In 1904, Sister Leonarda became the Provincial Superior of the Sisters of St. Francis, and thus a new principal was appointed.  Sister Paula Tierney continued the high academic rigor of the school, and during her tenure, she introduced the Sodality of the Blessed Virgin Mary.  This was the beginning of a strong service-oriented component to the curriculum.  Beginning in 1901, the school began accepting boarders so that girls from outside of the city could receive a Catholic education.

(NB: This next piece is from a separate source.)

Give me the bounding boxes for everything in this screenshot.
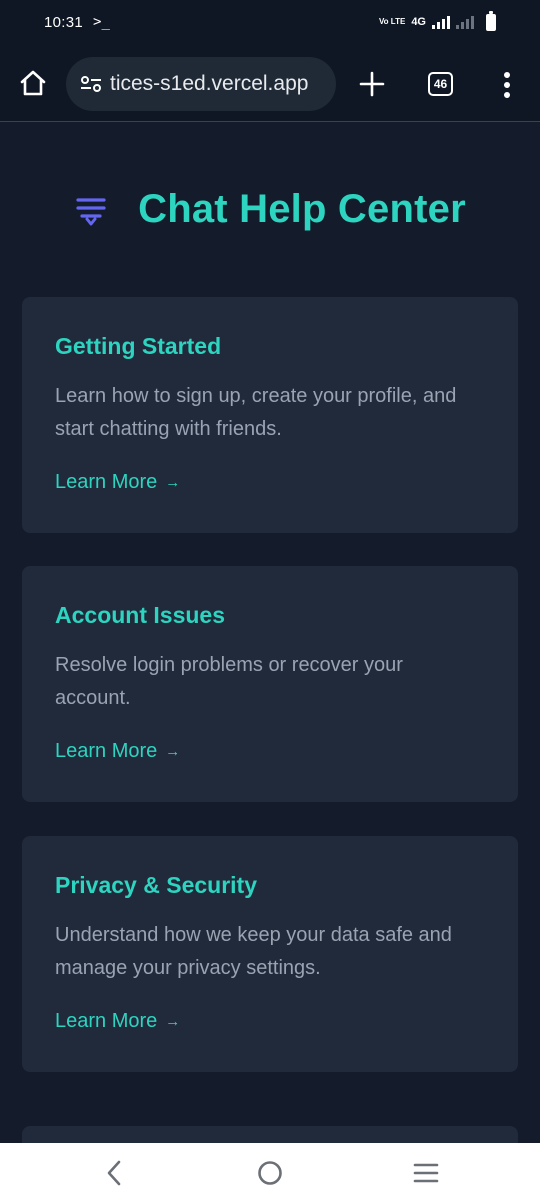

The “Golden Age” of Buffalo came to a glittering, gilded climax in the summer of 1901 with the Pan American Exposition, a world’s fair designed to celebrate the relationship between North, Central, and South America.  The fairgrounds were located in Olmsted’s Delaware Park and boasted beautiful new temporary buildings created exclusively for use at the fair.  Only two buildings designed for permanence, the Buffalo History Museum and Albright-Knox Art Museum remain from the fairgrounds.  The spectacle of the fair came to a halt when President William McKinley was assassinated during his visit to Buffalo.  Later in the decade, more Buffalo landmarks arose.  The Larkin Soap building was built in 1904 and designed by renowned architect, Frank Lloyd Wright.  The Larkin Building is still considered an internationally important piece of architectural history.  The first Statler Hotel and Pierce-Arrow Motor Car factory were built.  Buffalo was a center of social change and hosted a meeting of the National Association of Colored Women in 1901, led by pioneering civil rights activist, Mary Burnett Talbert.  Four years later, prominent Black Americans, including W.E.B. Dubois, met in Buffalo to establish the Niagara Movement, a predecessor to the National Association for the Advancement of Colored People, an organization dedicated to working for the rights of Black Americans.